How to Fight Your Insurance Company When Coverage Is Denied

One of these days, you might have to battle your health insurance company over a denial of coverage. There are steps you can take to avoid health insurance denials before they occur. And if that does not work, there are steps you can take to fight them once they do. The key is organization -- having all your paperwork in order, taking detailed notes of your interactions with everyone in the process and understanding your coverage.

Knowledge is Power

Information is power, and this is never truer than when battling a health care system. The winner may be the side with the better-organized, more-detailed information. The best bet when dealing with insurers is to minimize the risk of denial, and then if one does come your way, to solve the problem in the early stages.

  • Understand your health insurance policy thoroughly. Review it on a regular basis, and ensure that you know exactly what is covered and what is not covered. If you have questions or do not understand any aspect of your coverage, call your insurance company and make them explain it in layman's terms. Make sure you understand the exclusions and limitations of the policy, and the section on how to appeal.
  • When receiving medical care, make sure your health care provider understands what is covered and what is not. Remember, doctors deal with many patients and many insurance companies. Do not assume they will remember the particulars of your situation.
  • Take your policy provisions seriously. If it dictates that prior authorization is required, then do not receive care without obtaining that authorization. Assuming that the company will cover you and you can obtain coverage later, even if that is what your doctor tells you, could lead you into a world of bureaucratic nightmares, and might lead to a denial of coverage.

Avoid Denials of Care - Maintain Complete Records and Documentation

You are your own best advocate. You know best what ails you and what questions and concerns you have about your treatment. Take yourself seriously – be your own advocate at all times. Here are some steps to help avoid denials of care and coverage by your health care provider before they occur:

  • Maintain an ongoing medication (infusion) log documenting all medications and treatments you are currently using.
  • Always try to bring another person to your doctor appointments. He or she can listen and take notes to help you remember what the doctor tells you. Even your own list of questions can fail you if you do not feel well or the questions are not addressed in the order you’ve written them in.
  • Create a file folder to keep all documents, logs, test results and medication lists so that all your pertinent health information is in one place. Save copies of all paperwork from your doctor and your insurance company. Keep these records in chronological order for easy location.
  • Maintain a detailed log of all health care services and communications (phone, in person, mail, etc.) that you have with your physicians, health insurance company and any other person spoken to. This cannot be overstated.

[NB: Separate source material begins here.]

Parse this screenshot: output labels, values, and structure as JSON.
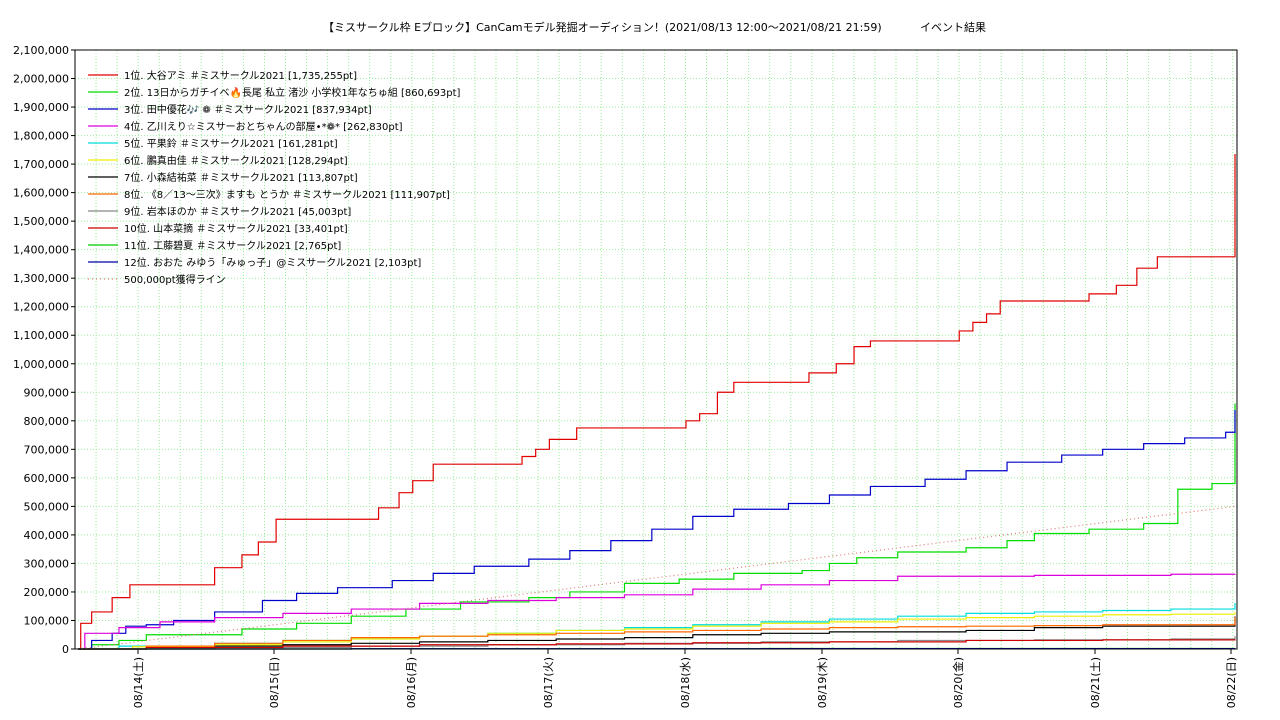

This log will greatly benefit you should you ever encounter access issues for medications, treatments or procedures.
  • If using an out-of-network provider, establish before care is provided that they will accept your health insurer's payment in full.
  • If there is a claim for which your insurance company will reimburse you only after you've paid your provider out of pocket, be sure to file the claim immediately.
  • If there is a delay in payment, call your insurance company immediately.

If Care is Denied

Assuming you have taken all the above mentioned steps and are still denied coverage, do the following:

  • Review all the paperwork regarding the case immediately, making sure you understand every aspect. Then, with your paperwork in front of you, call your insurance company. Use the customer service number.
  • The insurance company representative should be able to tell you why you were denied coverage. Make sure you take detailed notes of the conversation!
  • Denial of coverage is often a result of administrative error. If this is the case, you may be able to resolve it on the first call, or with just some minor communication thereafter.
  • Assuming the problem continues, request an itemized bill from the doctor or hospital, and analyze every charge. There are often charges on these bills for services not delivered. If you find any, notify the doctor or hospital immediately to get the bill adjusted. Then, notify your insurer.
  • Often, however, the denial has been legitimately issued. The insurance company may not consider your medical procedure necessary, may consider it experimental or outside their coverage evidence based guidelines. That being the case, it is now time to take additional steps.
  • Request a formal review by the insurance company. The customer service representative can tell you the specific procedures required. Then, state your case for appeal in writing, and send the letter via certified mail with return receipt requested. Make sure to do this immediately. Some companies have time limits on when appeal requests can be filed. Don't wait.
  • If the insurance company claims that the cost of your care was above their customary cost, request the doctor's or surgeon's notes. They may show that there were mitigating circumstances in your case that justify that cost. Also, request any other information you need from your doctor to prove your case, and make sure you have it all in writing.

Contact the Appeals Entity in Your State

If you feel you are in over your head, if your appeal is denied or if your plan does not respond in a timely fashion, contact your state's department of insurance (in some states known as the department of managed care). Every state has different ways of assisting consumers with health insurance appeals. In addition, the Kaiser Family Foundation provides information on every state's health care rules (www.kff.org).

Some states have an ombudsman who can provide detailed guidance through the process. Some have special offices for HMO issues. Some have only administrative assistance, taking the complaint and investigating. Your state's department of insurance will be able to tell you exactly how much assistance they can provide. Be sure to ask, and take advantage of all that is there.